Furthermore, we demonstrated that five distinct IGSs are highly correlated with each other and that some different non-overlapping immune genomic signatures can produce statistically similar results. When the gene lists derived from some of these seemingly identical studies were compared, a minor overlap was noticed, if any. It is unclear what caused the lower-than-expected overlap, but differences in patient cohorts, platforms, and statistical methods are likely to be among the factors responsible for these differences. Despite the lack of gene overlaps, the various gene signatures were highly correlated, since they all might represent the same biological functions, thereby allowing distinction between poor and good outcomes of breast cancers (e.g., in terms of prognosis or response to chemotherapy).
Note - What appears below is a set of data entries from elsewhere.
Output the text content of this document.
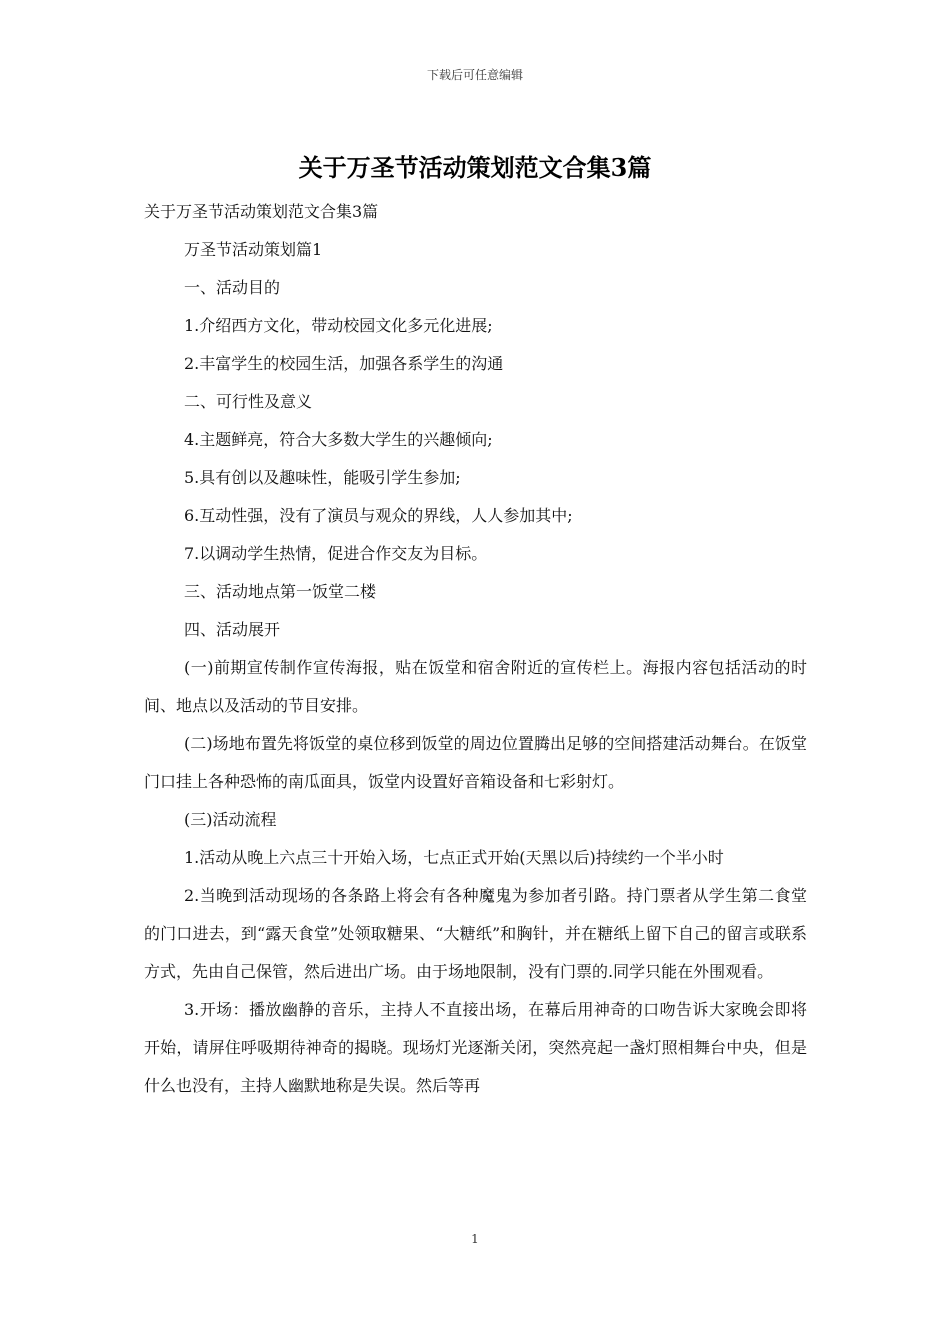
下载后可任意编辑
关于万圣节活动策划范文合集3篇

关于万圣节活动策划范文合集3篇

万圣节活动策划篇1

一、活动目的

1.介绍西方文化，带动校园文化多元化进展;

2.丰富学生的校园生活，加强各系学生的沟通

二、可行性及意义

4.主题鲜亮，符合大多数大学生的兴趣倾向;

5.具有创以及趣味性，能吸引学生参加;

6.互动性强，没有了演员与观众的界线，人人参加其中;

7.以调动学生热情，促进合作交友为目标。

三、活动地点第一饭堂二楼

四、活动展开

(一)前期宣传制作宣传海报，贴在饭堂和宿舍附近的宣传栏上。海报内容包括活动的时间、地点以及活动的节目安排。

(二)场地布置先将饭堂的桌位移到饭堂的周边位置腾出足够的空间搭建活动舞台。在饭堂门口挂上各种恐怖的南瓜面具，饭堂内设置好音箱设备和七彩射灯。

(三)活动流程

1.活动从晚上六点三十开始入场，七点正式开始(天黑以后)持续约一个半小时

2.当晚到活动现场的各条路上将会有各种魔鬼为参加者引路。持门票者从学生第二食堂的门口进去，到“露天食堂”处领取糖果、“大糖纸”和胸针，并在糖纸上留下自己的留言或联系方式，先由自己保管，然后进出广场。由于场地限制，没有门票的.同学只能在外围观看。

3.开场：播放幽静的音乐，主持人不直接出场，在幕后用神奇的口吻告诉大家晚会即将开始，请屏住呼吸期待神奇的揭晓。现场灯光逐渐关闭，突然亮起一盏灯照相舞台中央，但是什么也没有，主持人幽默地称是失误。然后等再

1
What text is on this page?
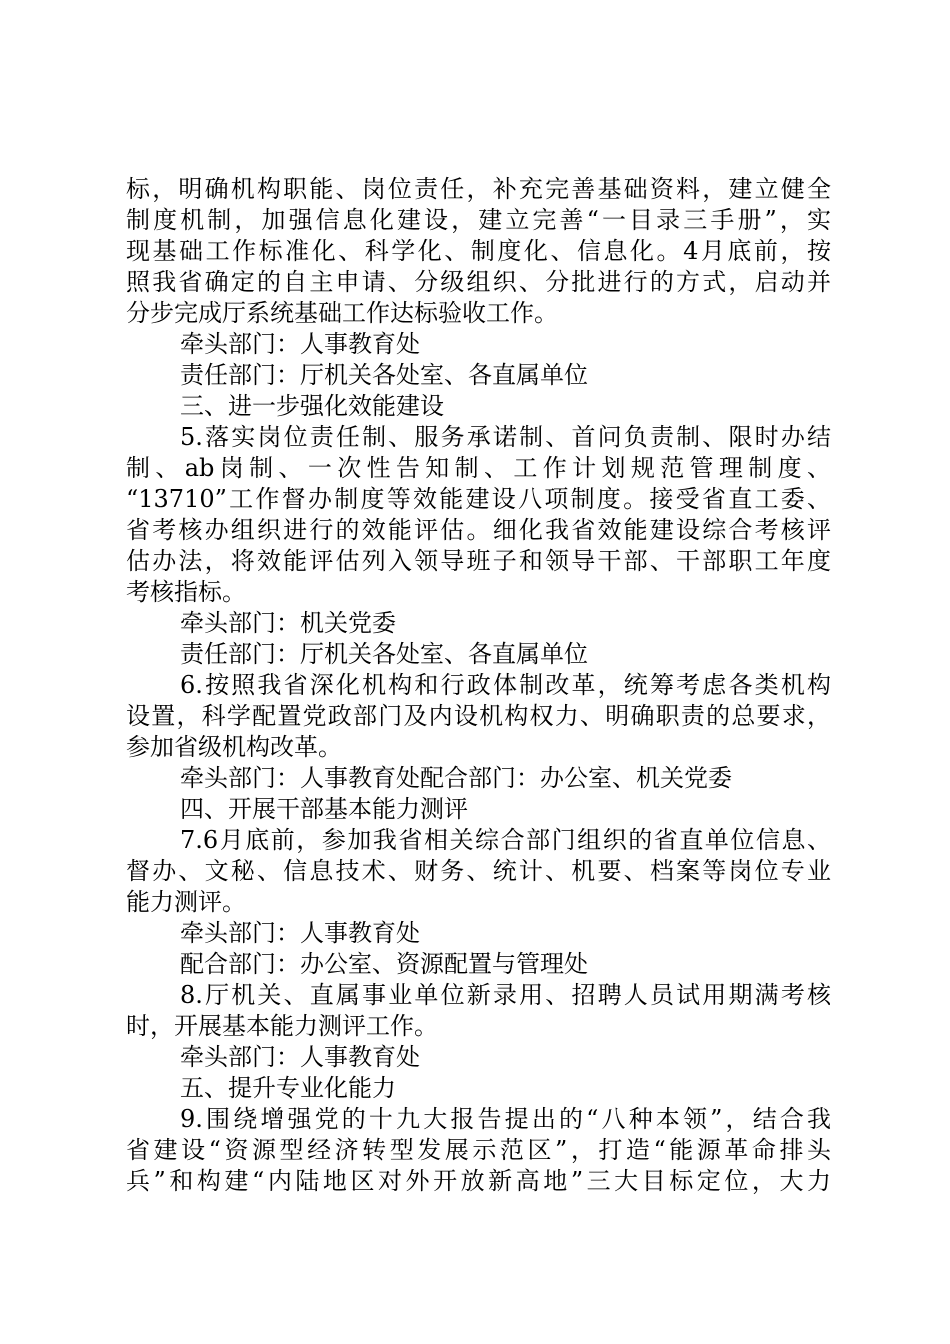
标，明确机构职能、岗位责任，补充完善基础资料，建立健全
制度机制，加强信息化建设，建立完善“一目录三手册”，实
现基础工作标准化、科学化、制度化、信息化。4月底前，按
照我省确定的自主申请、分级组织、分批进行的方式，启动并
分步完成厅系统基础工作达标验收工作。
牵头部门：人事教育处
责任部门：厅机关各处室、各直属单位
三、进一步强化效能建设
5.落实岗位责任制、服务承诺制、首问负责制、限时办结
制、ab岗制、一次性告知制、工作计划规范管理制度、
“13710”工作督办制度等效能建设八项制度。接受省直工委、
省考核办组织进行的效能评估。细化我省效能建设综合考核评
估办法，将效能评估列入领导班子和领导干部、干部职工年度
考核指标。
牵头部门：机关党委
责任部门：厅机关各处室、各直属单位
6.按照我省深化机构和行政体制改革，统筹考虑各类机构
设置，科学配置党政部门及内设机构权力、明确职责的总要求，
参加省级机构改革。
牵头部门：人事教育处配合部门：办公室、机关党委
四、开展干部基本能力测评
7.6月底前，参加我省相关综合部门组织的省直单位信息、
督办、文秘、信息技术、财务、统计、机要、档案等岗位专业
能力测评。
牵头部门：人事教育处
配合部门：办公室、资源配置与管理处
8.厅机关、直属事业单位新录用、招聘人员试用期满考核
时，开展基本能力测评工作。
牵头部门：人事教育处
五、提升专业化能力
9.围绕增强党的十九大报告提出的“八种本领”，结合我
省建设“资源型经济转型发展示范区”，打造“能源革命排头
兵”和构建“内陆地区对外开放新高地”三大目标定位，大力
One of the strengths of this study is that the cases included both survival and pathologic response data, allowing the prognostic and predictive functions to be analyzed and compared directly. However, our analyses had several limitations. First, we used the proliferation index, MKI67, instead of pathological grade, since information regarding the pathological grade of 17 (out of 485) patients was unknown. Second, the sample size was small especially in the HR– cohort, as we have already mentioned. Third, the dataset we used had the samples from fine needle aspiration and core needle biopsy. These differences in collection methods may have the different contents of stroma in the sample and lead to the bias for our analyses [9]. However, as shown in the Fig. 2, the IGSs are highly correlated with each other. The more, as shown in our prognostic and predictive results, we found some reproducibility of our findings, regardless of the IGSs. Therefore, we believe that there are some truths in our findings beyond a bias.

In conclusion, our results show that IGSs are, to some extent, useful for predicting prognosis and chemotherapy response. However, more compelling biomarkers are required for both prognosis and response to chemotherapy in HR and HER2 + cases. As an alternative, we hope to evaluate different biomarkers for prognosis and response to chemotherapy. In conjunction, we aim to obtain larger datasets including data for both prognosis and response to chemotherapy to determine more concrete biomarkers.